These discoveries provide new hope for treating, or even curing, certain genetic diseases.
The first is led by Harvard biochemist David Liu, who last year invented a method of switching single letters in the 3-billion-letter human genome to repair disease-causing mutations.
While CRISPR/Cas9 simply cuts out existing genes, Liu and his team established a base editor that can rearrange the sequences of our genetic code—like a master forger fooling even the most adept experts.
Their adenine base editor, or ABE for short, can neatly turn the DNA letter A (adenine) into G (guanine) “with surprising efficiency” and “virtually no” collateral damage, according to a Harvard press announcement.

Harvard and Broad Institute researchers developed a DNA base editor that could one day be used to treat many common genetic diseases (via Susannah Hamilton/Harvard University)
“What we’ve developed is a base editor, a molecular machine, that in a programmable, irreversible, efficient, and extremely clean way can correct … mutations in the genome of living cells,” Liu said in a statement.

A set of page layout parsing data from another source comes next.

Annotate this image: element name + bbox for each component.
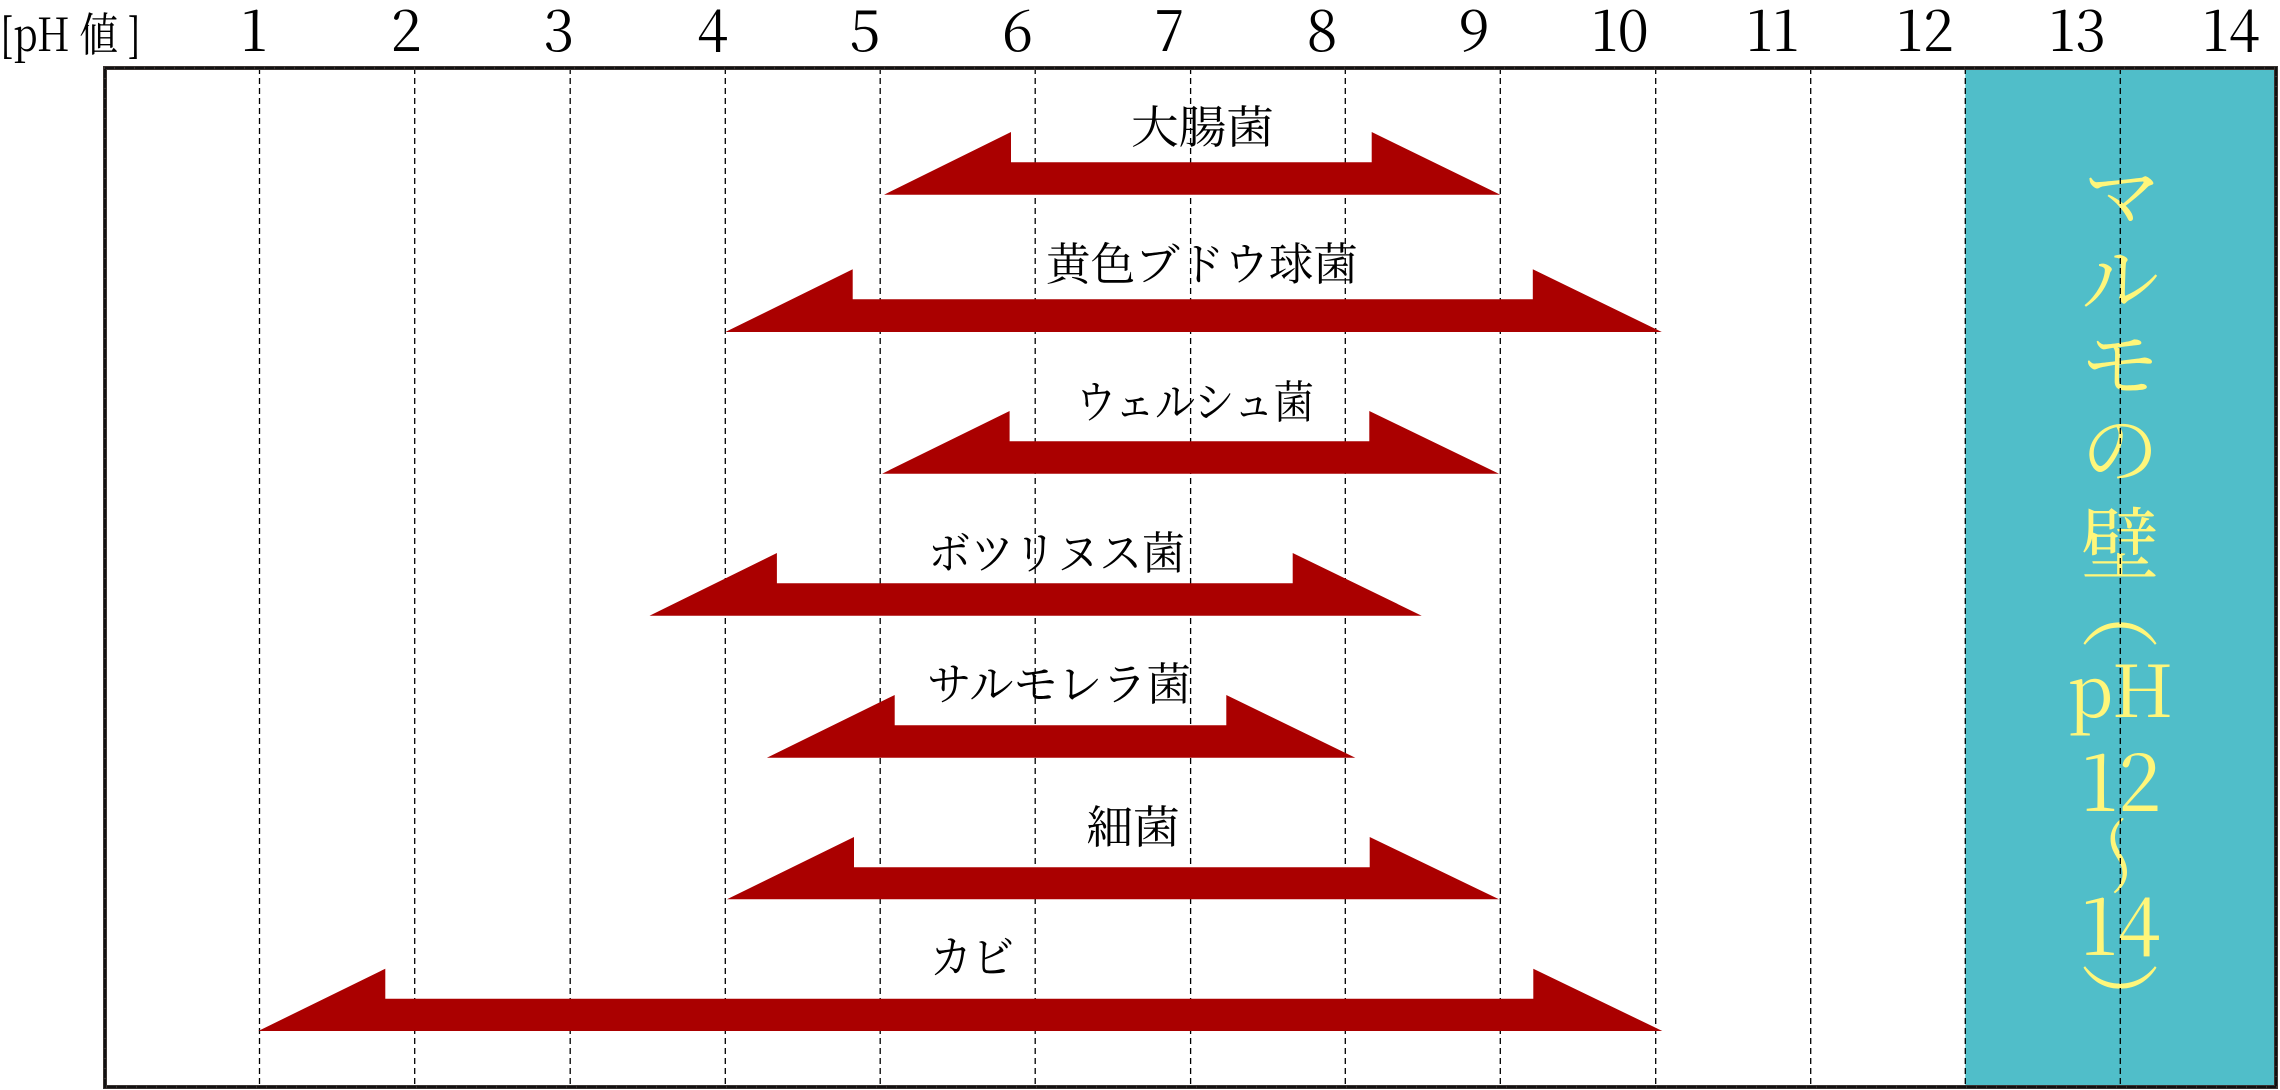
arrow: bacteria range bbox=[727, 791, 1499, 899]
arrow: mold range bbox=[258, 921, 1662, 1031]
arrow: bacteria range: 細菌 bbox=[1086, 791, 1180, 856]
vertical label: marumo wall bbox=[2055, 135, 2176, 1053]
panel: marumo wall band bbox=[1965, 68, 2275, 1087]
vertical label: marumo wall: 壁 bbox=[2081, 483, 2159, 595]
axis unit label: [pH 値 ] bbox=[0, 0, 141, 65]
arrow: salmonella range bbox=[767, 648, 1355, 758]
vertical label: marumo wall: 12 bbox=[2081, 722, 2161, 834]
arrow: salmonella range: サルモレラ菌 bbox=[927, 648, 1191, 713]
arrow: Staphylococcus aureus range: 黄色ブドウ球菌 bbox=[1046, 228, 1358, 293]
vertical label: marumo wall: ︶ bbox=[2081, 941, 2159, 1053]
arrow: mold range: カビ bbox=[930, 921, 1014, 986]
vertical label: marumo wall: pH bbox=[2068, 634, 2173, 738]
vertical label: marumo wall: ︵ bbox=[2081, 551, 2159, 663]
vertical label: marumo wall: 〜 bbox=[2055, 813, 2176, 898]
arrow: botulinum range: ボツリヌス菌 bbox=[928, 517, 1185, 582]
vertical label: marumo wall: マ bbox=[2083, 135, 2161, 247]
arrow: Clostridium perfringens range bbox=[882, 366, 1499, 474]
arrow: Staphylococcus aureus range bbox=[725, 228, 1662, 332]
vertical label: marumo wall: 14 bbox=[2080, 866, 2161, 978]
vertical label: marumo wall: の bbox=[2081, 389, 2159, 501]
vertical label: marumo wall: ル bbox=[2081, 219, 2159, 331]
arrow: E. coli range bbox=[884, 91, 1500, 195]
arrow: E. coli range: 大腸菌 bbox=[1131, 91, 1274, 156]
vertical label: marumo wall: モ bbox=[2081, 303, 2159, 415]
arrow: botulinum range bbox=[650, 517, 1422, 616]
axis numbers bbox=[241, 0, 2260, 68]
arrow: Clostridium perfringens range: ウェルシュ菌 bbox=[1076, 366, 1314, 431]
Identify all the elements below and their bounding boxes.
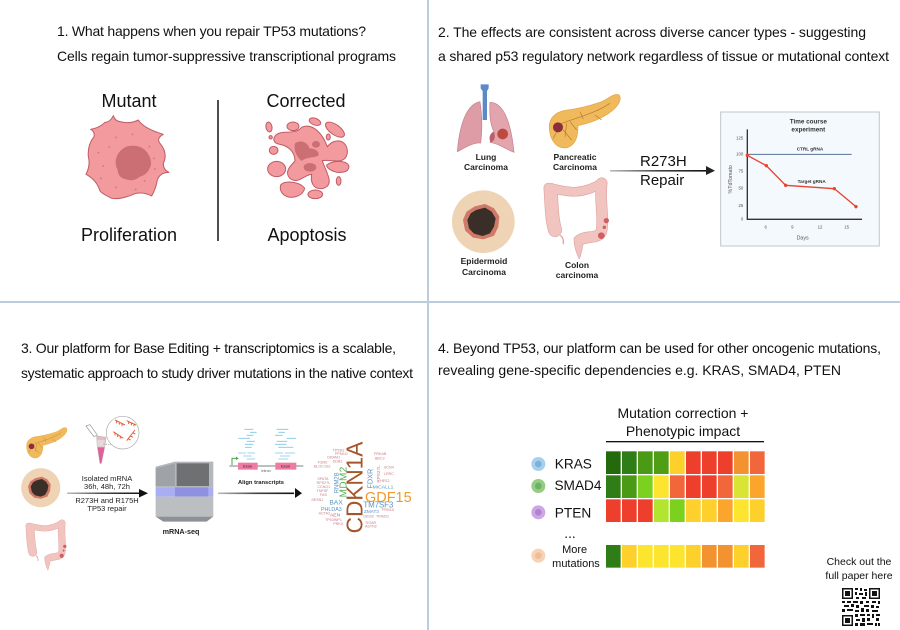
word cloud: genes: PRKX <box>333 522 344 526</box>
label: Apoptosis: Apoptosis <box>267 225 347 245</box>
label: lung carcinoma <box>464 152 508 172</box>
icon: align transcripts: Exon <box>243 464 252 469</box>
label: Corrected: Corrected <box>266 91 346 111</box>
word cloud: genes: SESN1 <box>311 498 323 502</box>
word cloud: genes: CCNG1 <box>317 485 330 489</box>
heatmap: mutation impact <box>531 405 765 570</box>
icon: mutant cell <box>86 116 169 199</box>
label: isolated mRNA: Isolated mRNA <box>82 474 132 483</box>
label: isolated mRNA: 36h, 48h, 72h <box>84 482 130 491</box>
row: KRAS cells <box>606 451 765 474</box>
word cloud: genes: PHLDA3 <box>321 507 342 513</box>
word cloud: genes <box>311 441 412 533</box>
chart: time course: 15 <box>844 224 850 229</box>
chart: time course: %TdTomato <box>728 165 734 194</box>
chart: time course: 125 <box>736 136 744 141</box>
word cloud: genes: AEN <box>330 512 341 518</box>
word cloud: genes: TP53INP1 <box>325 518 342 522</box>
icon: mRNA sequencer <box>156 462 213 522</box>
icon: QR code <box>842 588 880 626</box>
legend: gene labels: More <box>562 544 587 556</box>
callout: full paper: full paper here <box>825 570 893 582</box>
divider: mutant vs corrected <box>217 100 219 241</box>
word cloud: genes: GDF15 <box>365 490 412 506</box>
word cloud: genes: LRRC <box>384 472 394 476</box>
word cloud: genes: TNFSF <box>317 489 329 493</box>
word cloud: genes: TIGAR <box>365 521 377 525</box>
heading: panel 2 <box>438 24 889 64</box>
word cloud: genes: ASTN2 <box>365 525 377 529</box>
callout: full paper: Check out the <box>827 556 892 568</box>
heatmap title <box>617 405 748 439</box>
word cloud: genes: PRKAB <box>374 452 387 456</box>
chart: time course: 6 <box>764 224 767 229</box>
word cloud: genes: MDM2 <box>339 466 350 497</box>
word cloud: genes: HES2 <box>380 479 390 483</box>
heatmap title: Mutation correction + <box>617 405 748 421</box>
chart: time course: 0 <box>741 217 744 222</box>
word cloud: genes: SPATA <box>317 477 329 481</box>
word cloud: genes: TGM2 <box>317 460 327 464</box>
word cloud: genes: PPM1D <box>382 508 395 512</box>
word cloud: genes: CDKN1A <box>342 441 368 533</box>
callout: full paper <box>825 556 893 582</box>
label: epidermoid carcinoma: Epidermoid <box>461 256 507 266</box>
chart: time course <box>721 112 879 246</box>
label: isolated mRNA: TP53 repair <box>87 504 127 513</box>
label: align transcripts: Align transcripts <box>238 480 284 486</box>
legend: gene labels: ... <box>564 526 576 541</box>
word cloud: genes: DESI2 <box>363 514 374 518</box>
icon: epidermoid skin lesion <box>452 190 515 253</box>
heading: panel 1: 1. What happens when you repair TP53 mutations? <box>57 23 366 39</box>
word cloud: genes: RPS27L <box>376 465 381 483</box>
label: pancreatic carcinoma <box>553 152 597 172</box>
label: colon carcinoma <box>556 260 599 280</box>
icon: align transcripts: Intron <box>261 469 271 473</box>
label: Proliferation: Proliferation <box>81 225 177 245</box>
icon: small skin lesion <box>21 468 60 507</box>
icon: pancreas <box>549 94 620 148</box>
icon: tube with mRNA <box>86 416 139 463</box>
label: isolated mRNA: R273H and R175H <box>75 496 139 505</box>
heading: panel 1: Cells regain tumor-suppressive transcriptional programs <box>57 48 396 64</box>
word cloud: genes: TRIM22 <box>376 514 389 518</box>
chart: time course: 100 <box>736 151 744 156</box>
word cloud: genes: FDXR <box>365 469 374 489</box>
chart: time course: 25 <box>738 203 744 208</box>
heading: panel 3: 3. Our platform for Base Editing + transcriptomics is a scalable, <box>21 340 396 356</box>
label: lung carcinoma: Lung <box>476 152 496 162</box>
heading: panel 2: 2. The effects are consistent across diverse cancer types - suggesting <box>438 24 866 40</box>
icon: small pancreas <box>27 428 67 458</box>
chart: time course: Time course <box>790 119 827 126</box>
legend: gene labels <box>531 457 602 570</box>
row: PTEN cells <box>606 499 765 522</box>
word cloud: genes: RNM2B <box>335 472 341 493</box>
icon: colon <box>548 183 609 259</box>
word cloud: genes: ACTA2 <box>319 512 330 516</box>
label: Mutant: Mutant <box>101 91 157 111</box>
word cloud: genes: FAS <box>320 493 327 497</box>
heading: panel 3 <box>21 340 413 381</box>
label: isolated mRNA <box>75 474 139 513</box>
icon: apoptotic cell <box>265 116 349 199</box>
arrow: to sequencer <box>67 489 148 498</box>
heading: panel 4: revealing gene-specific dependencies e.g. KRAS, SMAD4, PTEN <box>438 362 841 378</box>
heading: panel 4 <box>438 340 881 378</box>
word cloud: genes: TP53I3 <box>333 449 344 453</box>
label: lung carcinoma: Carcinoma <box>464 162 508 172</box>
icon: align transcripts <box>229 429 303 473</box>
label: R273H repair: Repair <box>640 172 684 189</box>
label: colon carcinoma: Colon <box>565 260 589 270</box>
row: more mutations cells <box>606 545 765 568</box>
word cloud: genes: BLOC1S2 <box>314 464 330 468</box>
label: R273H repair <box>640 153 687 189</box>
chart: time course: Days <box>797 235 809 241</box>
chart: time course: 9 <box>791 224 794 229</box>
chart: time course: CTRL gRNA <box>797 147 824 152</box>
label: epidermoid carcinoma <box>461 256 507 277</box>
word cloud: genes: BBC3 <box>375 456 385 460</box>
heading: panel 1 <box>57 23 396 64</box>
word cloud: genes: PPM1D <box>335 452 348 456</box>
legend: gene labels: SMAD4 <box>554 478 602 493</box>
icon: lung <box>457 84 514 152</box>
icon: small colon <box>29 523 66 570</box>
arrow: repair <box>610 166 715 175</box>
heading: panel 4: 4. Beyond TP53, our platform can be used for other oncogenic mutations, <box>438 340 881 356</box>
label: colon carcinoma: carcinoma <box>556 270 599 280</box>
chart: time course: Target gRNA <box>798 179 826 184</box>
icon: align transcripts: Exon <box>281 464 290 469</box>
legend: gene labels: KRAS <box>555 457 592 472</box>
chart: time course: experiment <box>791 127 826 134</box>
label: pancreatic carcinoma: Pancreatic <box>554 152 597 162</box>
arrow: to word cloud <box>218 488 302 498</box>
word cloud: genes: MICALL1 <box>373 485 394 491</box>
word cloud: genes: TM7SF3 <box>363 501 394 510</box>
label: pancreatic carcinoma: Carcinoma <box>553 162 597 172</box>
chart: time course: 75 <box>738 169 744 174</box>
panel: other mutations <box>438 340 893 626</box>
panel: cancer types <box>438 24 889 280</box>
label: R273H repair: R273H <box>640 153 687 170</box>
word cloud: genes: DRAM1 <box>327 456 340 460</box>
panel: repair outcome <box>57 23 396 245</box>
row: SMAD4 cells <box>606 475 765 498</box>
word cloud: genes: ZMAT3 <box>364 509 379 514</box>
word cloud: genes: DDB2 <box>333 460 342 464</box>
word cloud: genes: BAX <box>329 500 343 507</box>
word cloud: genes: SCN4 <box>384 465 394 469</box>
heading: panel 3: systematic approach to study driver mutations in the native context <box>21 365 413 381</box>
panel: platform <box>21 340 413 570</box>
chart: time course: 50 <box>738 186 744 191</box>
chart: time course: 12 <box>818 224 823 229</box>
legend: gene labels: mutations <box>552 558 600 570</box>
word cloud: genes: RPS27L <box>317 481 330 485</box>
heading: panel 2: a shared p53 regulatory network regardless of tissue or mutational context <box>438 48 889 64</box>
label: mRNA-seq: mRNA-seq <box>163 527 199 536</box>
label: epidermoid carcinoma: Carcinoma <box>462 267 506 277</box>
legend: gene labels: PTEN <box>555 505 591 520</box>
heatmap title: Phenotypic impact <box>626 423 740 439</box>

The entire family of base-editing systems developed in Liu’s lab can now correct all so-called “transition” mutations—C to T, T to C, A to G, G to A—which account for nearly two-thirds of genetic conditions, including sickle-cell anemia, cystic fibrosis, Tay-Sachs disease, and color blindness.
“Creating a machine that makes the genetic change you need to treat a disease is an important step forward, but it’s only one part of what’s needed to treat a patient,” the Harvard professor said. “We still have to deliver that machine, we have to test its safety, we have to assess its beneficial effects in animals and patients and weigh them against any side effects.
In a separate study, published in the journal Science, Feng Zhang of the Broad Institute describes a new version of CRISPR that can efficiently edit RNA, the single-stranded cousin of DNA.
The system—RNA Editing for Programmable A to I Replacement (REPAIR)—can reverse disease-causing mutations at the RNA level, and provide other therapeutic and basic science applications.
“The ability to correct disease-curing mutations is one of the primary goals of genome editing,” according to Zhang, a professor in the departments of brain and cognitive science and biological engineering at MIT.
“So far, we’ve gotten very good at inactivating genes, but actually recovering lost protein function is much more challenging,” he said. “This new ability to edit RNA opens up more potential opportunities to recover that function and treat many diseases, in almost any kind of cell.”

A new REPAIR system edits RNA, rather than DNA (via Susanna Hamilton/Broad Communications)
Like ABE, REPAIR can target individual RNA letters and reverse the impact of pathogenic G-to-A mutation, which may cause focal epilepsy, Duchenne muscular dystrophy, and Parkinson’s disease.
“REPAIR can fix mutations without tampering with the genome, and because RNA naturally degrades, it’s a potentially reversible fix,” co-author David Cox, a graduate student in Zhang’s lab, explained.